Another plus point is the longevity of the prints produced: a claim of 80 years for glossy paper and 100 or more on matte archive paper is excellent. What’s more, this is backed up by Wilhelm Research (www.wilhelm-research.com). Its testing suggests a print on glossy paper will last for 104 years if displayed under glass.
The R1800 prints relatively cheaply at 6 x 4in – 34p per print – but this doesn’t make it an efficient runner. Installing a new ink cartridge causes the machine to flush a substantial quantity of ink from all of the installed cartridges, which can cause almost-empty cartridges to run out. It’s a vicious circle, as replacing the newly expired cartridge causes the same flushing process, which can kill off another cartridge and so forth. It’s a hideously inefficient process.
You’ll save some serious money at higher print sizes, though. A full-page A3 photo will cost £2.58 per print, while an A4 print will cost £1.29. Even factoring in the cost of Epson’s Premium Glossy Photo paper, these prices reflect gigantic savings on high-street prices for similarly sized prints. If you print mono text pages, 2p per page should please the bank manager too.
Epson’s driver software remains as user-friendly as ever: advanced users won’t have difficulty navigating through the software to access features such as gamma control and colour management, and obvious features such as ink levels and maintenance are even easier to understand. The supplied software will also appeal: Epson RAW Print allows you to read RAW formats from supported digital cameras, while Epson Darkroom Print is surprisingly effective at quickly correcting images.

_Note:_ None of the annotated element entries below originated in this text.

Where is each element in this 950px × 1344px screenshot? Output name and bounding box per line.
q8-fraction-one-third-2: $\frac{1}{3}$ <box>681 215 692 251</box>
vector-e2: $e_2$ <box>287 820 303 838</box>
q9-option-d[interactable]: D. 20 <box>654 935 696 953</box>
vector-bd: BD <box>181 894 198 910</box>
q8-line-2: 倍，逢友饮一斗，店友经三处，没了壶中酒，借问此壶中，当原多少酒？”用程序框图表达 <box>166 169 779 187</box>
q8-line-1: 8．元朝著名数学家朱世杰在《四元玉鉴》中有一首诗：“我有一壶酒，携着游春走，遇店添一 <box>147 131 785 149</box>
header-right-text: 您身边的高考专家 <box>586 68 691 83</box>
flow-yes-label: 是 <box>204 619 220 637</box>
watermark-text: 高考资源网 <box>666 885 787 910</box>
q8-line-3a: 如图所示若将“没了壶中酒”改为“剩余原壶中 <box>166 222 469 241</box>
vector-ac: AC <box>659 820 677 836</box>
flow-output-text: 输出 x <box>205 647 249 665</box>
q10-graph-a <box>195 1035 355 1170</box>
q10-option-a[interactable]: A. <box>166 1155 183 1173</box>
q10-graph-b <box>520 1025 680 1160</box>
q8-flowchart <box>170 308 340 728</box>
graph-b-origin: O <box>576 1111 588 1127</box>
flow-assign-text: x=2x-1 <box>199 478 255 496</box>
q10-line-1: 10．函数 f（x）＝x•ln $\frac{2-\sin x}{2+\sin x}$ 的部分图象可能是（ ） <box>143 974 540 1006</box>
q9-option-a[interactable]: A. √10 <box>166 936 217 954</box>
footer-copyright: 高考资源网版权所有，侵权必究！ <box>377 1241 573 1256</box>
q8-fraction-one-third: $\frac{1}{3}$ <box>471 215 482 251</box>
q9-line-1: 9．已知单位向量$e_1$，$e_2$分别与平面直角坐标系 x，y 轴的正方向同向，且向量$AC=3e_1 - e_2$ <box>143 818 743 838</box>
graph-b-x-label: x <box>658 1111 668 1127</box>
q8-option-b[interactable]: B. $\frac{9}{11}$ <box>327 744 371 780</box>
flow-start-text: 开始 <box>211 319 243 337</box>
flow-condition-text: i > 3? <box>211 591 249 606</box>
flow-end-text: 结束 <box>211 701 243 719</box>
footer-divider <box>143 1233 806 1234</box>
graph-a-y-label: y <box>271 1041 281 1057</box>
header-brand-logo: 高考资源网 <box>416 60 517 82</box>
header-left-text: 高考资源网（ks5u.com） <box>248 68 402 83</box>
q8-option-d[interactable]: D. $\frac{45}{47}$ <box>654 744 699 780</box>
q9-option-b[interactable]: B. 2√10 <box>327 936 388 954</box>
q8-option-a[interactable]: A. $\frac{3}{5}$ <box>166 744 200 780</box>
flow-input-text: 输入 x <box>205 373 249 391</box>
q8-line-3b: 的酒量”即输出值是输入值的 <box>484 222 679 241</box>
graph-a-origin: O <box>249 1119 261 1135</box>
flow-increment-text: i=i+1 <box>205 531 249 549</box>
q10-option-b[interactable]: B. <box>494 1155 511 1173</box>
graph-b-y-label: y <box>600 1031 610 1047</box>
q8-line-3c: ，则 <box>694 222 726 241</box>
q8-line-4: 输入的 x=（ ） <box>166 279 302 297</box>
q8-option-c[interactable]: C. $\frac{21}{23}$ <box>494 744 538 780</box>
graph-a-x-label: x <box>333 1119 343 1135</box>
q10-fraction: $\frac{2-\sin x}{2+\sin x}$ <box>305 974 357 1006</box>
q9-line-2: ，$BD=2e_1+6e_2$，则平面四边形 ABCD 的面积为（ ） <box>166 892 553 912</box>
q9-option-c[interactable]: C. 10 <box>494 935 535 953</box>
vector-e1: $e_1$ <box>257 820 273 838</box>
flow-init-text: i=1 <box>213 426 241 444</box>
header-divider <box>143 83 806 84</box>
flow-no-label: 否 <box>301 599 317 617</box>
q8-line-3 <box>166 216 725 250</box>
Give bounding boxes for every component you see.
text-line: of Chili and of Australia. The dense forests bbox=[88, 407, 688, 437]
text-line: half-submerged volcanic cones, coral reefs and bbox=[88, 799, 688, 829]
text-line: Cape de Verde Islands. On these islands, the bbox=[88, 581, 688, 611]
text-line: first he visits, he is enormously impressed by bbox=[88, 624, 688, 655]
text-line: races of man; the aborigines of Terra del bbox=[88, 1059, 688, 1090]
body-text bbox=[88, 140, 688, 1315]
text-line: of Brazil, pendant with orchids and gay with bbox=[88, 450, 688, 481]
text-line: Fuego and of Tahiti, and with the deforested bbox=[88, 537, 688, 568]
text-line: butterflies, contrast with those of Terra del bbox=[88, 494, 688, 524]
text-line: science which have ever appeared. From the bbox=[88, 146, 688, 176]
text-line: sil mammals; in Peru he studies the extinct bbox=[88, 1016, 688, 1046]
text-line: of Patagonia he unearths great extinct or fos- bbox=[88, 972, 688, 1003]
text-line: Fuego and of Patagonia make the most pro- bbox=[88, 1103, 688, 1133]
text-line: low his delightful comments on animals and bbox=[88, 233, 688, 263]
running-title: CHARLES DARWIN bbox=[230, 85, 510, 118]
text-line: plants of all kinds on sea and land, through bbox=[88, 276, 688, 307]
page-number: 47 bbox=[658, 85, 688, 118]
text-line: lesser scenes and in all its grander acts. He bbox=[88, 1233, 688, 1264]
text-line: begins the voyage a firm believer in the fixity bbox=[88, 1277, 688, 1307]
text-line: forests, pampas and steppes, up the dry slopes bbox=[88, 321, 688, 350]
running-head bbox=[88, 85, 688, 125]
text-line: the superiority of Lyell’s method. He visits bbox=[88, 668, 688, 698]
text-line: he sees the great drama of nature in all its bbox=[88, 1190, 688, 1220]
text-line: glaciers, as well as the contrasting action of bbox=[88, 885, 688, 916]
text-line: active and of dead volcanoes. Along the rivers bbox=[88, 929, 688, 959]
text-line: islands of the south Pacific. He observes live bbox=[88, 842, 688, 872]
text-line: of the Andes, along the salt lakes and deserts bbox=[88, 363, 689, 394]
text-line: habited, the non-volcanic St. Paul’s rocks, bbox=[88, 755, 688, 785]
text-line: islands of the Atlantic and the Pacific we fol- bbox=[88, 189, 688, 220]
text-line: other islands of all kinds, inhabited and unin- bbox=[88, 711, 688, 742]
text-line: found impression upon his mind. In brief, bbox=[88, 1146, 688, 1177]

The R1800 is ideal for small photo studios or for those who print posters regularly, such as community groups or schools. For the serious amateur, you’ll need a high-end camera to make proper use of the R1800’s large-format capabilities. It’s also about £150 more than the R800, so you’ll need to be serious about printing big to buy it. However, if you do, you’ll be able to say goodbye to expensive printing on the high street forever.